Bad Guests in the Odyssey
filed under:
Homer
(Lattimore's translations again.)
When we first come upon the estate of Eumaios in Odyssey 14 and receive a description of his property, it is noted that the suitors have been eating the best of the pigs:
These were
the breeding females, but the males lay outside, and these were
fewer by far, for the godlike suitors kept diminishing
their numbers by eating them, since the swineherd kept having
to send them in the best of all the well-fattened porkers
at any time. (14.15-20)
The reader is reminded, perhaps, of the behavior of Odysseus' men on Thrinakia. As the hunger becomes more and more unbearable, Eurylochos exhorts his companions:
Come then, let us cut out the best of Helios' cattle,
and sacrifice them to the immortals who hold wide heaven... (12.343-4)
So spoke Eurylochos, and the other companions assented.

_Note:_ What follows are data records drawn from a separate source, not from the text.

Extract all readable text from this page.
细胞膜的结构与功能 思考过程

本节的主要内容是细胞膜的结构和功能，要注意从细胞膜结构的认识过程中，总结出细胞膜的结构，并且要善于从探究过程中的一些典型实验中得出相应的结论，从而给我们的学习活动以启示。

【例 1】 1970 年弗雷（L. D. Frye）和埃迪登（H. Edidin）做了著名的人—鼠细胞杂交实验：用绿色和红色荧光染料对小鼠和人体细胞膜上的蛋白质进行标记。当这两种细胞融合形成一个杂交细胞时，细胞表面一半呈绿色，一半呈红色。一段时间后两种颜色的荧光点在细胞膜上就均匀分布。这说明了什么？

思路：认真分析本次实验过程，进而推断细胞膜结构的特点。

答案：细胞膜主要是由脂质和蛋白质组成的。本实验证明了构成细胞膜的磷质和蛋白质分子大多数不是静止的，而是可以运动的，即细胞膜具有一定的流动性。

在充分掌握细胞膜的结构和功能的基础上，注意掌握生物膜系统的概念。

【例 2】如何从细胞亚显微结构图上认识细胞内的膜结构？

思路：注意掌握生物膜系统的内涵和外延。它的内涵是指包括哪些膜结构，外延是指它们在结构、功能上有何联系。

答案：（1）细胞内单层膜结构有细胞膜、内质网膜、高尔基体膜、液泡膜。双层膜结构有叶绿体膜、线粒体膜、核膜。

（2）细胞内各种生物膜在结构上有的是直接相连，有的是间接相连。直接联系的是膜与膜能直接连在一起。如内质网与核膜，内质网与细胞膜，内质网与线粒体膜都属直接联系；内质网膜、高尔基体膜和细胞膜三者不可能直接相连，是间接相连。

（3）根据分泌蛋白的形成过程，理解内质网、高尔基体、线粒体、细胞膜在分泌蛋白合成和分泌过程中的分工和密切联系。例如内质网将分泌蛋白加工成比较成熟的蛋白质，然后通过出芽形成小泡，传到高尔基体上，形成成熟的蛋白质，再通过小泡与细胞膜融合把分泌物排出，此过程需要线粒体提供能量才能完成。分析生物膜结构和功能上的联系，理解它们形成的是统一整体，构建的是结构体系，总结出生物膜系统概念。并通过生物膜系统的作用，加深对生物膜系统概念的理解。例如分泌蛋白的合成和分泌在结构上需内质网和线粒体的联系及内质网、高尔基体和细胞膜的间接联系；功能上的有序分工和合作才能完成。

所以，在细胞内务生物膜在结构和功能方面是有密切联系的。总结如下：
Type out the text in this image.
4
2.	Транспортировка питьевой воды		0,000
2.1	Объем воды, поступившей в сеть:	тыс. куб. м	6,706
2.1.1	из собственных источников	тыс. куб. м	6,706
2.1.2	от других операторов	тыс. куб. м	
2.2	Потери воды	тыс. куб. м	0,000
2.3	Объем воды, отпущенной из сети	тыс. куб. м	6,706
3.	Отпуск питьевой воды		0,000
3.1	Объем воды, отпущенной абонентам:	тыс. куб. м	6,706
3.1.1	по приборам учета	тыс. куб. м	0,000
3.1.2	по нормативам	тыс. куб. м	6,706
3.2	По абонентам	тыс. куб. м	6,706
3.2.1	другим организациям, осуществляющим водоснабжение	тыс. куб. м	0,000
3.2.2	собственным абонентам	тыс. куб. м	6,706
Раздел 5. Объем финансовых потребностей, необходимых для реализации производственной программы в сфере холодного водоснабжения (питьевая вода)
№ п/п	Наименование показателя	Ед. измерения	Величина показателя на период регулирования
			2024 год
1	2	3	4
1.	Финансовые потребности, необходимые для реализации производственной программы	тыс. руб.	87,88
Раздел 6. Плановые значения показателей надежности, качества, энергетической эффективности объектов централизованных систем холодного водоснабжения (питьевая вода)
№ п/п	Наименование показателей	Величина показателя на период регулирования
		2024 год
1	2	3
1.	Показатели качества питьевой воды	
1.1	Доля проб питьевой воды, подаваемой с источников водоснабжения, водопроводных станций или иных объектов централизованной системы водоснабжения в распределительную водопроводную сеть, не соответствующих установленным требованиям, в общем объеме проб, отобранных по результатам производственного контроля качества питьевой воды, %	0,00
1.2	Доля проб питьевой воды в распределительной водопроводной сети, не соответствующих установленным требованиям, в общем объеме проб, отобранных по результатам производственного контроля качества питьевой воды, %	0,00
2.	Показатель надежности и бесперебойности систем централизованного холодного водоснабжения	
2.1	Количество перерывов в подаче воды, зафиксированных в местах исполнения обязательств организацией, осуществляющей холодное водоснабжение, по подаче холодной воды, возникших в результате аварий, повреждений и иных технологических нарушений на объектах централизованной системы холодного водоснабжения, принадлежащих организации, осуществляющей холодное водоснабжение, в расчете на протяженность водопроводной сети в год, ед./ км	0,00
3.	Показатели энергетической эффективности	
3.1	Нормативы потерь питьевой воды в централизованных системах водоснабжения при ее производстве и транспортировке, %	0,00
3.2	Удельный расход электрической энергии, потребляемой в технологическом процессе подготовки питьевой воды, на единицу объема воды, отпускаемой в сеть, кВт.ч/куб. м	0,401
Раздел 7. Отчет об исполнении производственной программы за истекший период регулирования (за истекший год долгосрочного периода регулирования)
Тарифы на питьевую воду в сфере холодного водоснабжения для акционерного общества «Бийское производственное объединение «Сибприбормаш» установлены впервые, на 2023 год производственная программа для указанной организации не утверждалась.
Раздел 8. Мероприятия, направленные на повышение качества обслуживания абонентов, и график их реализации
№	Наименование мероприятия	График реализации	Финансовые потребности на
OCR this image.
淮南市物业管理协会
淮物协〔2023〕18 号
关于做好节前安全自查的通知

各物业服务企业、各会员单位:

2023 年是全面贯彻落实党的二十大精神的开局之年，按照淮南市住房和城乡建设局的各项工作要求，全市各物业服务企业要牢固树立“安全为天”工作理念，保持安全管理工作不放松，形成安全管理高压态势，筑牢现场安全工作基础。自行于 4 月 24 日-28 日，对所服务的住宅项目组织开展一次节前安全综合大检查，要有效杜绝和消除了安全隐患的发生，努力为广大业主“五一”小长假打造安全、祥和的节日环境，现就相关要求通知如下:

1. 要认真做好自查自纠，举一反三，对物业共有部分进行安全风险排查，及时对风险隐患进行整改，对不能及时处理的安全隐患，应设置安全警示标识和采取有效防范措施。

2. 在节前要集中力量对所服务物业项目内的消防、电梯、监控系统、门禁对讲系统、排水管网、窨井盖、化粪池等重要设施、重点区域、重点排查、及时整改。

At once, cutting out from near at hand the best of Helios'
cattle... (12.352-4)
Odysseus' men were punished for being bad guests on Thrinakia and eating what was not rightfully theirs. The fact that the suitors too eat 'the best' of the animals reminds us of the punishment Odysseus' men received and reinforces the inevitability of the coming vengeance on the suitors, who seem to parallel the men on Thrinakia in this respect.